Она рассказала, что ее взяли по «еврейскому делу» и продержали до реабилитации врачей. Описывала ряд деталей своего сидения, не вызвавших у меня сомнений в их достоверности. Говорила о следствии («До пыток еще не дошло») и как она была поражена, когда ее вызвали на допрос, а объявили об освобождении.
Меня удивило, что ее московская приятельница А. Д. А. не известила меня об этом своевременно. Но далее последовало сообщение, которое заставило умолкнуть все чувства.
Из-за него-то Лина Самойловна и приехала ко мне: в МГБ у нее забрали все рукописи Мандельштама , объявила она.
Она стала красочно, эмоционально и детально изображать, как во время обыска, ничего, ничего не взяли — только рукописи Мандельштама!
Я была так убита, что она меня попрекнула: «Мой арест на вас не произвел никакого впечатления.
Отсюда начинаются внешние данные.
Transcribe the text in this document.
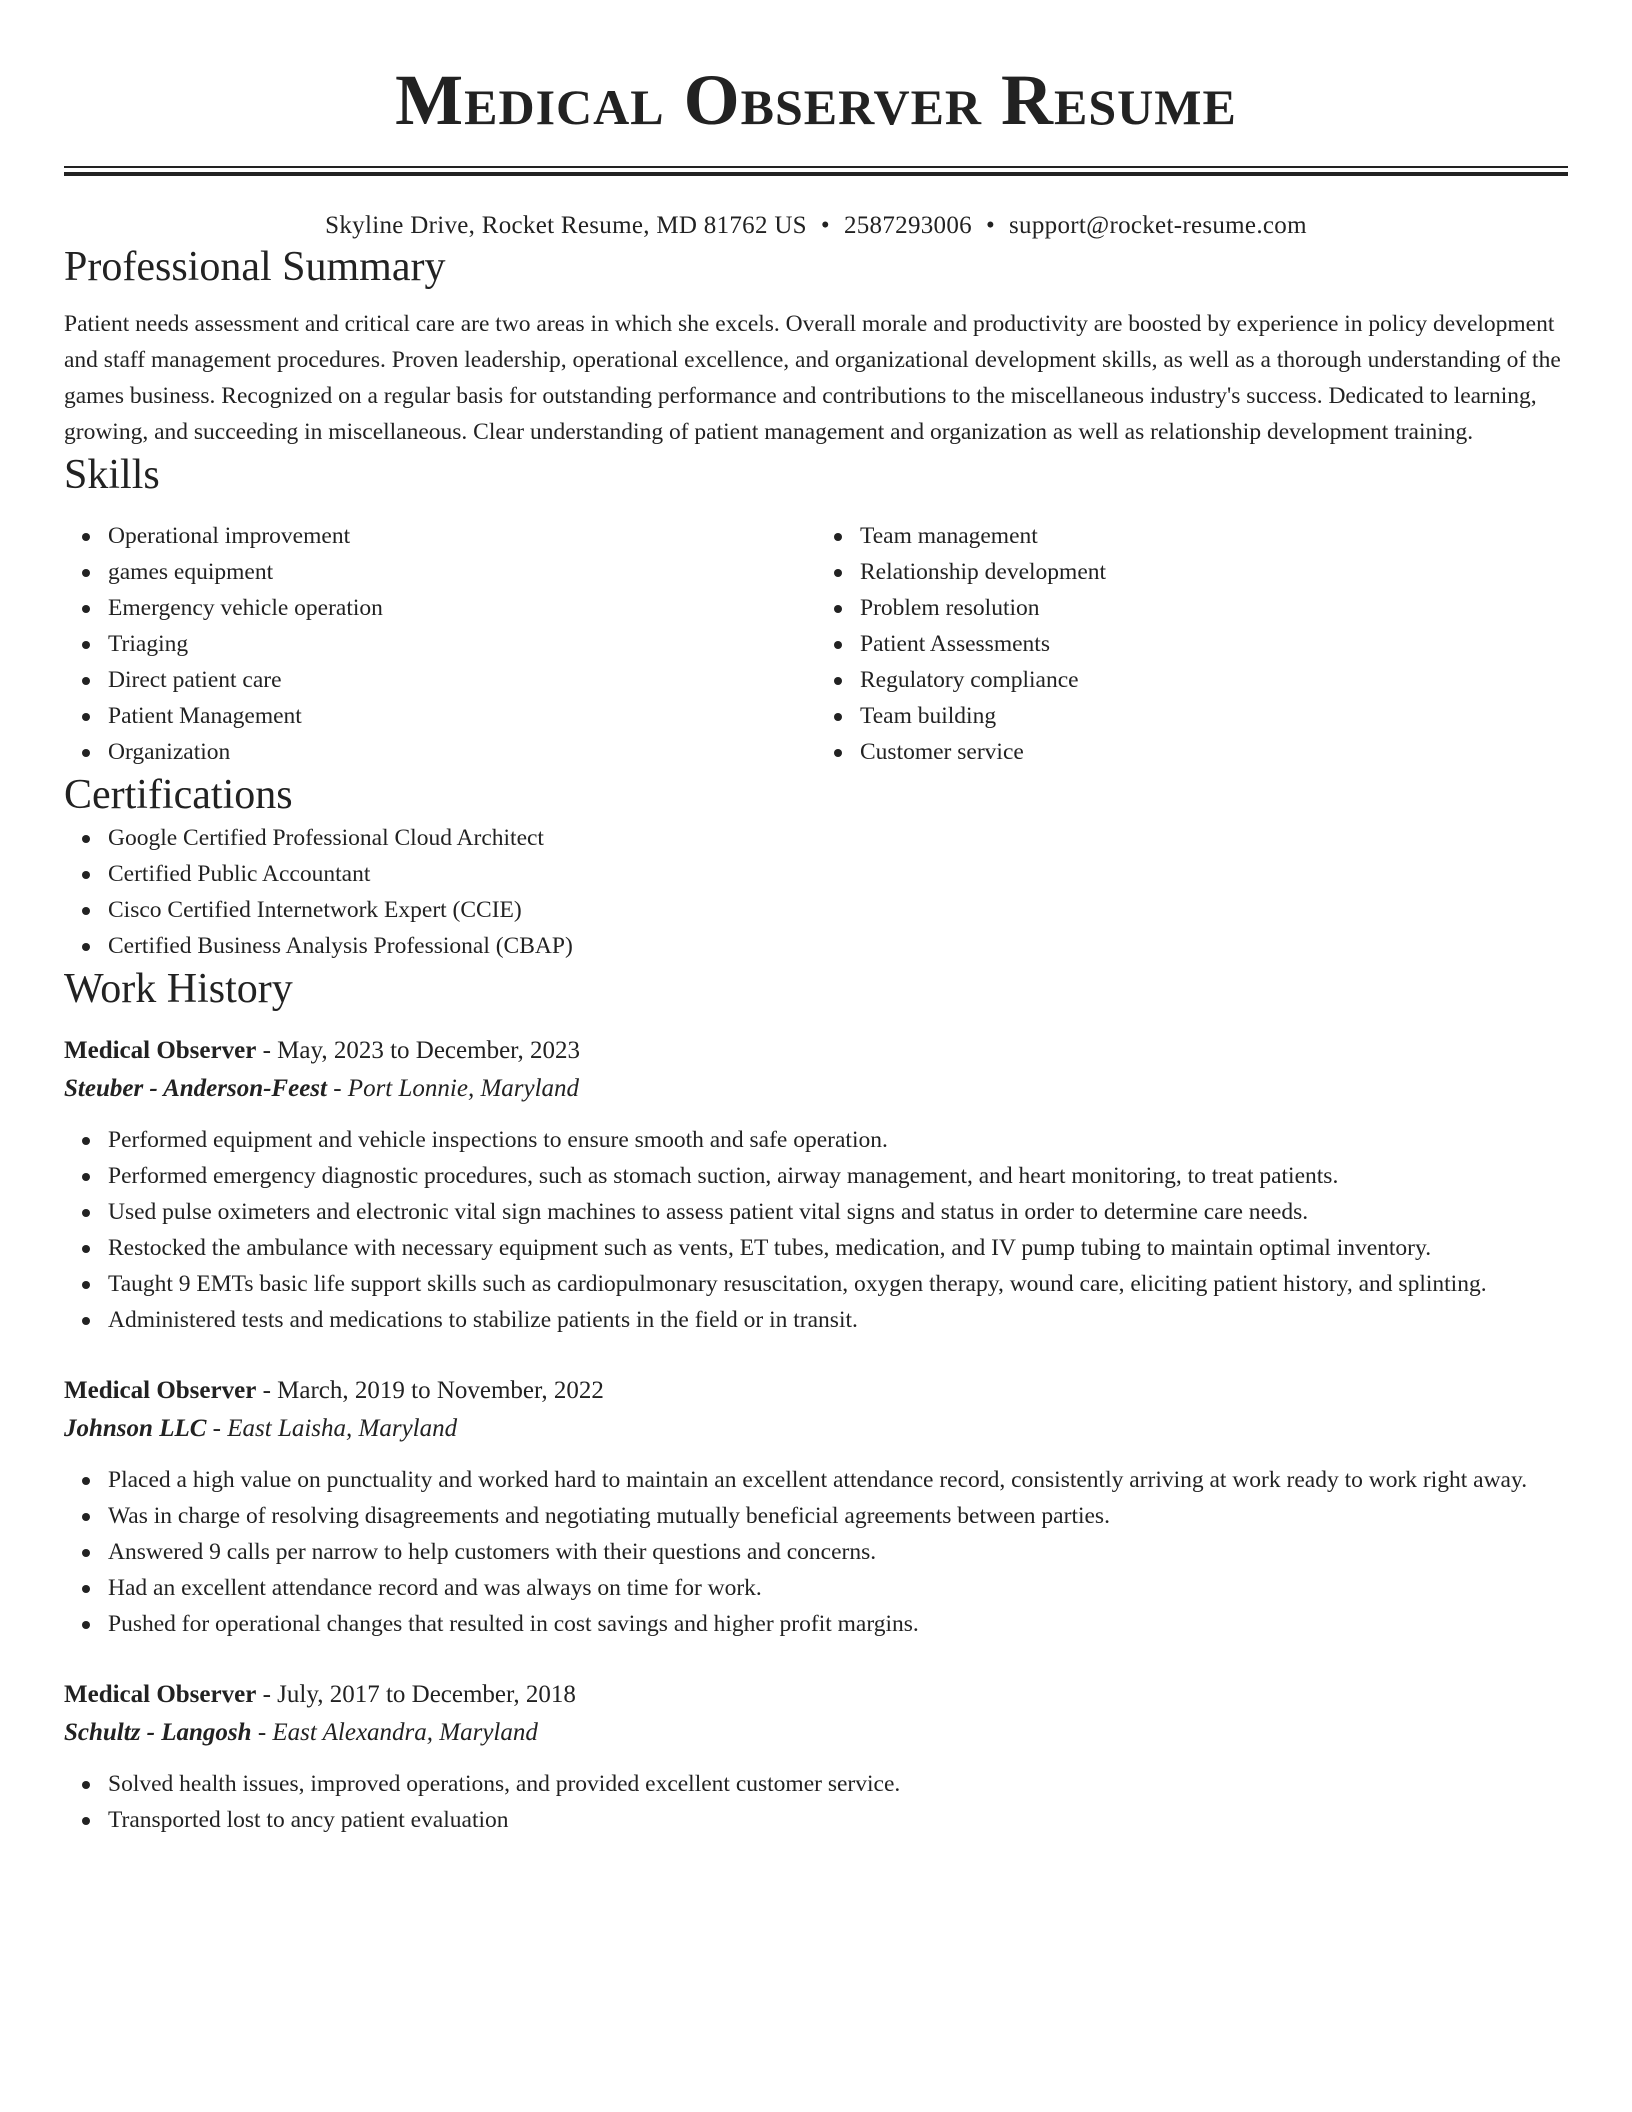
Medical Observer Resume
Skyline Drive, Rocket Resume, MD 81762 US • 2587293006 • support@rocket-resume.com
Professional Summary

Patient needs assessment and critical care are two areas in which she excels. Overall morale and productivity are boosted by experience in policy development and staff management procedures. Proven leadership, operational excellence, and organizational development skills, as well as a thorough understanding of the games business. Recognized on a regular basis for outstanding performance and contributions to the miscellaneous industry's success. Dedicated to learning, growing, and succeeding in miscellaneous. Clear understanding of patient management and organization as well as relationship development training.

Skills
Operational improvement
games equipment
Emergency vehicle operation
Triaging
Direct patient care
Patient Management
Organization
Team management
Relationship development
Problem resolution
Patient Assessments
Regulatory compliance
Team building
Customer service
Certifications
Google Certified Professional Cloud Architect
Certified Public Accountant
Cisco Certified Internetwork Expert (CCIE)
Certified Business Analysis Professional (CBAP)
Work History
Medical Observer - May, 2023 to December, 2023
Steuber - Anderson-Feest - Port Lonnie, Maryland
Performed equipment and vehicle inspections to ensure smooth and safe operation.
Performed emergency diagnostic procedures, such as stomach suction, airway management, and heart monitoring, to treat patients.
Used pulse oximeters and electronic vital sign machines to assess patient vital signs and status in order to determine care needs.
Restocked the ambulance with necessary equipment such as vents, ET tubes, medication, and IV pump tubing to maintain optimal inventory.
Taught 9 EMTs basic life support skills such as cardiopulmonary resuscitation, oxygen therapy, wound care, eliciting patient history, and splinting.
Administered tests and medications to stabilize patients in the field or in transit.
Medical Observer - March, 2019 to November, 2022
Johnson LLC - East Laisha, Maryland
Placed a high value on punctuality and worked hard to maintain an excellent attendance record, consistently arriving at work ready to work right away.
Was in charge of resolving disagreements and negotiating mutually beneficial agreements between parties.
Answered 9 calls per narrow to help customers with their questions and concerns.
Had an excellent attendance record and was always on time for work.
Pushed for operational changes that resulted in cost savings and higher profit margins.
Medical Observer - July, 2017 to December, 2018
Schultz - Langosh - East Alexandra, Maryland
Solved health issues, improved operations, and provided excellent customer service.
Transported lost to ancy patient evaluation
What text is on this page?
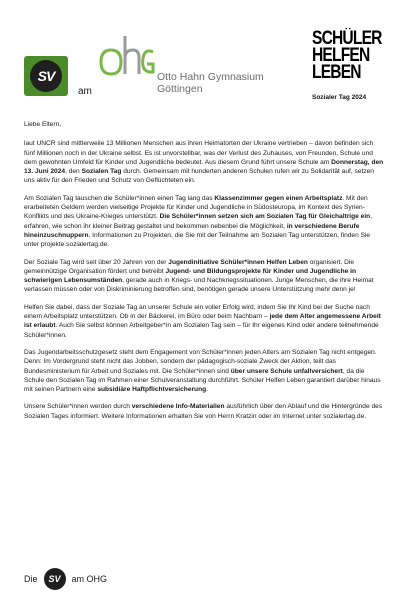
SV
am
Otto Hahn Gymnasium
Göttingen
SCHÜLER
HELFEN
LEBEN
Sozialer Tag 2024

Liebe Eltern,

laut UNCR sind mittlerweile 13 Millionen Menschen aus ihren Heimatorten der Ukraine vertrieben – davon befinden sich fünf Millionen noch in der Ukraine selbst. Es ist unvorstellbar, was der Verlust des Zuhauses, von Freunden, Schule und dem gewohnten Umfeld für Kinder und Jugendliche bedeutet. Aus diesem Grund führt unsere Schule am Donnerstag, den 13. Juni 2024, den Sozialen Tag durch. Gemeinsam mit hunderten anderen Schulen rufen wir zu Solidarität auf, setzen uns aktiv für den Frieden und Schutz von Geflüchteten ein.

Am Sozialen Tag tauschen die Schüler*innen einen Tag lang das Klassenzimmer gegen einen Arbeitsplatz. Mit den erarbeiteten Geldern werden vielseitige Projekte für Kinder und Jugendliche in Südosteuropa, im Kontext des Syrien-Konflikts und des Ukraine-Krieges unterstützt. Die Schüler*innen setzen sich am Sozialen Tag für Gleichaltrige ein, erfahren, wie schon ihr kleiner Beitrag gestaltet und bekommen nebenbei die Möglichkeit, in verschiedene Berufe hineinzuschnuppern. Informationen zu Projekten, die Sie mit der Teilnahme am Sozialen Tag unterstützen, finden Sie unter projekte.sozialertag.de.

Der Soziale Tag wird seit über 20 Jahren von der Jugendinitiative Schüler*innen Helfen Leben organisiert. Die gemeinnützige Organisation fördert und betreibt Jugend- und Bildungsprojekte für Kinder und Jugendliche in schwierigen Lebensumständen, gerade auch in Kriegs- und Nachkriegssituationen. Junge Menschen, die ihre Heimat verlassen müssen oder von Diskriminierung betroffen sind, benötigen gerade unsere Unterstützung mehr denn je!

Helfen Sie dabei, dass der Soziale Tag an unserer Schule ein voller Erfolg wird, indem Sie Ihr Kind bei der Suche nach einem Arbeitsplatz unterstützen. Ob in der Bäckerei, im Büro oder beim Nachbarn – jede dem Alter angemessene Arbeit ist erlaubt. Auch Sie selbst können Arbeitgeber*in am Sozialen Tag sein – für Ihr eigenes Kind oder andere teilnehmende Schüler*innen.

Das Jugendarbeitsschutzgesetz steht dem Engagement von Schüler*innen jeden Alters am Sozialen Tag nicht entgegen. Denn: Im Vordergrund steht nicht das Jobben, sondern der pädagogisch-soziale Zweck der Aktion, teilt das Bundesministerium für Arbeit und Soziales mit. Die Schüler*innen sind über unsere Schule unfallversichert, da die Schule den Sozialen Tag im Rahmen einer Schulveranstaltung durchführt. Schüler Helfen Leben garantiert darüber hinaus mit seinen Partnern eine subsidiäre Haftpflichtversicherung.

Unsere Schüler*innen werden durch verschiedene Info-Materialien ausführlich über den Ablauf und die Hintergründe des Sozialen Tages informiert. Weitere Informationen erhalten Sie von Herrn Kratzin oder im Internet unter sozialertag.de.

Die SV am OHG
Вас волнует только пропажа рукописей».— «Но, Лина, ведь это было полтора года тому назад, и вот вы здесь, живая и невредимая, а рукописей Мандельштама нет».
Придя в себя, я сказала в раздумье: «Вы знаете, вы можете еще теперь пойти в МГБ и запросить этот материал. Они иногда возвращают» (не надо забывать, что разговор наш происходил уже в сентябре 1954 года). Тут последовал взрыв, которому я не могла противостоять: «Я туда ни за что не пойду! Попробовали бы вы. Я не хочу напоминать о себе. С нашими ужасными соседями. С моим положением на службе. Не говорите мне об этом. Я обхожу этот дом за три версты, вспомнить не могу…» и т. д. и т. п.